SAP Analytics Cloud –
It’s a cloud-based SaaS offering from SAP, capable performing of BI, Planning, and Predictive/Augmented Analytics in one place. This tool offers out-of-the-box and business-friendly technology to perform predicative use cases. SAC uses HANA APL libraries (Classification, Regression, and Time-series Forecasting)… Models where you can input the historical data and predict future outcomes. Currently, it supports both flat-file and Live (HANA) connectivity. Live connections use On-prem HANA APL installation, not the SAC APL.

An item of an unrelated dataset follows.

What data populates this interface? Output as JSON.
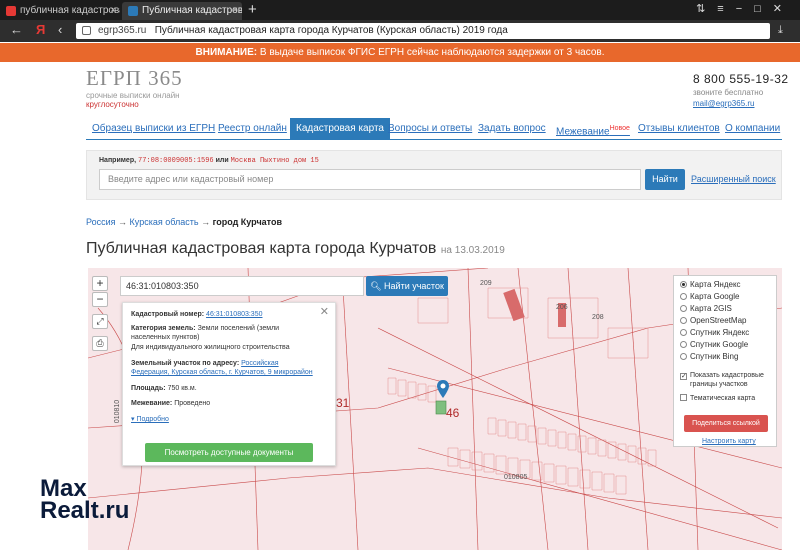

There are currently 3 types of predictive scenarios available in Smart Predict:
- Classification
- Regression
- Time Series
To create and manage predictive scenarios in SAC you need a few different datasets:
- The training dataset contains the historical data your predictive model will learn from. In this dataset, the values for your target variable, which is the column related to your business question, are known.
- The application dataset contains current or new data that you would like to create predictions for. In this dataset, the values for the target variable are unknown.
- The output dataset contains your predictions and any additional columns that you have requested. Once the Model is created, SAC has added advantage of publishing the model to S4 on-prem via Pai connections.
In the course of this blog, I will create a simple Predictive scenario of Insurance Fraud using SAC Smart Predict
SAP HANA –
As everyone knows, HANA is a powerful in-memory database from SAP. Predictive Capabilities in HANA are there for quite a while through Application Framework Libraries (AFL). Below are core predictive components of HANA predictive offerings:
PAL – Algorithmic approach towards machine learning and predictive use cases. This is more suited for data scientists and IT people which requires SQL coding.
APL – Automated predictive libraries for augmented analytics to train and predict the outcome.
R/ EML Integration – Integrating with external R server for more robust and statistical use cases which requires CRAN algorithms and TensorFlow.
Check out the link for more information on HANA predictive (https://tek-analytics.com/site/blog_inner/28 )
SAP BW – Yes, SAP BW running on HANA has inbuilt Predictive algorithms. It uses Native HANA PAL libraries above using HAP for predictive modeling. This is best suited for industries with extensive in-house BW talent.
SAC Smart predict sample use case
Before we use the functionality, let’s look at the data we have
Data set 1 – Past insurance claims with the flag for fraud (Yes or No)
Data set 2 – Current insurance claims on which we apply the prediction
Step 1 – Create 2 datasets in SAC, Datasets can be Live on HANA tables or Flat files loaded into SAC
Step 2 – Create a Classification based Predictive scenario
Step 3 – Select Input Dataset, target variable and exclude the variables which have no impact on the outcome (Claim ID, Member name)
Step 4 – Train the Data set. After successful Training, SAC provides the output including Predictive power, Predictive confidence and we have an option to run Profit simulation to see where to concentrate
Applying the Model
Once we are comfortable with our Predictive Model, we can apply this to our new data set and see what it predicts
Provide, the new input dataset and Output to be created
The new dataset will be now created with the name provided. The new output dataset has two additional columns created with predictive class and Probability
This Dataset can be in turn used for creating stories for visualizations and also, we can write back to Hana for any additional use cases.